Availing adequate safety knowledge, establishing a reporting system, and having organizational level safety systems can help arrest the situation with medical errors (Poillon, 1999, pp. 3 – 4).
The document gives me the impression that it is explaining that medical errors have serious repercussions, can be reduced, and can serve as learning points. It has underscored the fact that it is not entirely right to hold medical practitioners solely responsible for medical errors without considering the role of the completely healthcare system. The accomplishments of this document are remarkable and will continue to be relevant even in the future (Poillon, 1999, p.5).

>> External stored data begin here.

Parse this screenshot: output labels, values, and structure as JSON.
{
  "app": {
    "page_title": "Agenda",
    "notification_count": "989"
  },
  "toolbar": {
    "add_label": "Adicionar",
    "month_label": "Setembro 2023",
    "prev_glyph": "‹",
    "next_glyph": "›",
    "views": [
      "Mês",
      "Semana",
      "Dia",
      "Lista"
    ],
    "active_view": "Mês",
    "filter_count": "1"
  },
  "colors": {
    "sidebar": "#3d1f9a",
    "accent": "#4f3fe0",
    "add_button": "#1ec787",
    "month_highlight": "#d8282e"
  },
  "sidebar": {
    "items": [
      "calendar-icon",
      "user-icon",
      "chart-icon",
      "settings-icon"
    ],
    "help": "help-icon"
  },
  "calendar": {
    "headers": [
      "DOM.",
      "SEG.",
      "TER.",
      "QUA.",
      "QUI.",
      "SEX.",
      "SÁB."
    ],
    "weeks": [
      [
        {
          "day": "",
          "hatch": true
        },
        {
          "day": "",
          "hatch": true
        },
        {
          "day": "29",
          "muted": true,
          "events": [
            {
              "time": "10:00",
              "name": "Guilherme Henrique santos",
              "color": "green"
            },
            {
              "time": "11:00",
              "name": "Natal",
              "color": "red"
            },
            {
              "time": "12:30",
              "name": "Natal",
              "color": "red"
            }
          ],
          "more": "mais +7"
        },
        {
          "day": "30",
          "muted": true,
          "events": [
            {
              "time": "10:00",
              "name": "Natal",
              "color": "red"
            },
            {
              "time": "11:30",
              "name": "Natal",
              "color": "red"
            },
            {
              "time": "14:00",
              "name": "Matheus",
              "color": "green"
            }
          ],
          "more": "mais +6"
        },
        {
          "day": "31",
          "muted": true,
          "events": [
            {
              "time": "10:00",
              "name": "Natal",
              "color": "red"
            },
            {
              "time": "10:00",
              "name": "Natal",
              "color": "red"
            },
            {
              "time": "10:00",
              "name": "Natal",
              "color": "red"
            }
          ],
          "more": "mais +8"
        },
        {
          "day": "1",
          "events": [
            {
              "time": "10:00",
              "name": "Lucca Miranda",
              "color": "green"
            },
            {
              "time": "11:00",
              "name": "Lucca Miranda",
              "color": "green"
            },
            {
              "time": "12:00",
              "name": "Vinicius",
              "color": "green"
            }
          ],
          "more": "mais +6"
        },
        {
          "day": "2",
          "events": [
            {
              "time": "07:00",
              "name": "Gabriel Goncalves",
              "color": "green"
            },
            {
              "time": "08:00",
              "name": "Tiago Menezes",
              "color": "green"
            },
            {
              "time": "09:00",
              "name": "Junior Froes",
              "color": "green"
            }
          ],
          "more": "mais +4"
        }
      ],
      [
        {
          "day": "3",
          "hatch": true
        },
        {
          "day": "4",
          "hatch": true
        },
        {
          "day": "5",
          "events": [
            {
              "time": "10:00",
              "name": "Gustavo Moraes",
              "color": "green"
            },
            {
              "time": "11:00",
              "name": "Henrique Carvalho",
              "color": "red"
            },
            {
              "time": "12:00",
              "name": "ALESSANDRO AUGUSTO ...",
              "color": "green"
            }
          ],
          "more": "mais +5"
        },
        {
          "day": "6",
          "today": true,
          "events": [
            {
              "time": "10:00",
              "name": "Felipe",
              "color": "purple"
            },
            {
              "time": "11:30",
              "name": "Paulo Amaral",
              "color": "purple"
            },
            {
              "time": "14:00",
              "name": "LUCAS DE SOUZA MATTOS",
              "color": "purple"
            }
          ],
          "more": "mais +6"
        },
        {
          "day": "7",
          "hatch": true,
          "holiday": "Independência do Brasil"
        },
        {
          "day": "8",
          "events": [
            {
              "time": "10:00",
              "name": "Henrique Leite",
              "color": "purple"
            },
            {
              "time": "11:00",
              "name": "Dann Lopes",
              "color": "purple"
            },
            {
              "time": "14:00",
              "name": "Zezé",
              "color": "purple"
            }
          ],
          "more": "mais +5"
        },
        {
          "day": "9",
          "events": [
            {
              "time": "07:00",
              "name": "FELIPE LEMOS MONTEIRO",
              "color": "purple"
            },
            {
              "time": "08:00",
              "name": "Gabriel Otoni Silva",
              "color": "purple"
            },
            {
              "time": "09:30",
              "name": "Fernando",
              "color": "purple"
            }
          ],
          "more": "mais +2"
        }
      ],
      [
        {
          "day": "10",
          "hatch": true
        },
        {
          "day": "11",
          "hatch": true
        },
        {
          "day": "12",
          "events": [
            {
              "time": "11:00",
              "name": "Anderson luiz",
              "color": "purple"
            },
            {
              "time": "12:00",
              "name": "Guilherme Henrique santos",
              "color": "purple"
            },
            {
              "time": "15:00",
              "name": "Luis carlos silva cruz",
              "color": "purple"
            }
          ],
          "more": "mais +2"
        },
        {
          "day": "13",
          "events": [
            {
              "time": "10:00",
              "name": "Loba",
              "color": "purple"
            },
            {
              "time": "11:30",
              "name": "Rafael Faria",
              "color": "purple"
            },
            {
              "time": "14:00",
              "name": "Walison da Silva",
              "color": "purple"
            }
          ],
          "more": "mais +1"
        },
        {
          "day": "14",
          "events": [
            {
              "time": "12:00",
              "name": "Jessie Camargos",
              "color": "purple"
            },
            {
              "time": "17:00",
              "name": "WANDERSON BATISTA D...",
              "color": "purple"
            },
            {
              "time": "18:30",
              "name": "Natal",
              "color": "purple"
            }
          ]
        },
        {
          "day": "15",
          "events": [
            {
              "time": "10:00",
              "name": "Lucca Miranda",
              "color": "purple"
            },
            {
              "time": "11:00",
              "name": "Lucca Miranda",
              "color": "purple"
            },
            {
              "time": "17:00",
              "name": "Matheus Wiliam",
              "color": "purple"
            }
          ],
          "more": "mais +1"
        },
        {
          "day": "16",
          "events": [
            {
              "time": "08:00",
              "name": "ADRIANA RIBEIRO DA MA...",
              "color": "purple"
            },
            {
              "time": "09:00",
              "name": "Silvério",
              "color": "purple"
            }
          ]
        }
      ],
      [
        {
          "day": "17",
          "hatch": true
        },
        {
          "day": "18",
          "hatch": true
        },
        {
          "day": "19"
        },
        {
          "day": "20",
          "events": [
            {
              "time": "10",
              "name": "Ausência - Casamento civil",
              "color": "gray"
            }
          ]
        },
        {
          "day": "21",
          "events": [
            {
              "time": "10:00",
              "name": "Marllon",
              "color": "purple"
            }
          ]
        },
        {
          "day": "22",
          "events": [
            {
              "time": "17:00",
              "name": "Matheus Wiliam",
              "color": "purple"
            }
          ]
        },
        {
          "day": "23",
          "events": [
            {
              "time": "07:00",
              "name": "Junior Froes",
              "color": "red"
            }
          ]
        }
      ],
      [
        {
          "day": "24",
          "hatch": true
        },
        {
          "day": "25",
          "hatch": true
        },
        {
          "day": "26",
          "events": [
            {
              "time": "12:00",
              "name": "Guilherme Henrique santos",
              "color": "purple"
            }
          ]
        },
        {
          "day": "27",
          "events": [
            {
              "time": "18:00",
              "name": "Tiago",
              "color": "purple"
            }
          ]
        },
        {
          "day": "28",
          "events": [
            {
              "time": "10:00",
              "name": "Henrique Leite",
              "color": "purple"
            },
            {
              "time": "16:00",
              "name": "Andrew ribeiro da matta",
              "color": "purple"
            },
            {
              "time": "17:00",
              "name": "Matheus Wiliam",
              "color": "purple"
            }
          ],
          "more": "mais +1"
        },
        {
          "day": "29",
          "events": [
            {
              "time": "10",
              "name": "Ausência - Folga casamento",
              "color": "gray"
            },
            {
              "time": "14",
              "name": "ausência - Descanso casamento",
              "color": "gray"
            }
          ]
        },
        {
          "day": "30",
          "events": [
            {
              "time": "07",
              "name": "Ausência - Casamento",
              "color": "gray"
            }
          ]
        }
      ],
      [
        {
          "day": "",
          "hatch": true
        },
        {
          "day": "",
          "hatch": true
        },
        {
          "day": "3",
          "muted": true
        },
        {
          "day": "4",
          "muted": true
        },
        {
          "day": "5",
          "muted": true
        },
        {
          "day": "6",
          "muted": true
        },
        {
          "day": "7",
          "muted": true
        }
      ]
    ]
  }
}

The document accounts that previously, improvements done on the healthcare system of the United States aimed at improving the quality of care. It is argued that an emphasis on quality has not solved the flaws of the system and several propositions have been made towards this end. These propositions include incorporating safety, efficiency, equity, patient-centeredness, timelines, and effectiveness into the system. These things would have benefits for both patients and clinicians. The document recommends that in such a system, healthcare should be guided by scientific knowledge, patients’ needs, sharing of knowledge and alliance between clinicians and patients. The laid down way on how to realize better results from the proposed healthcare system entails providing care guided by evidence, incorporating information technology, putting payment policies in tandem with quality improvement and streamlining nursing education, accreditation and licensing (Corrigan et. al., 2001, pp. 5 – 6).
This document was created to offer insight into how the healthcare system can be integrated with much more than quality.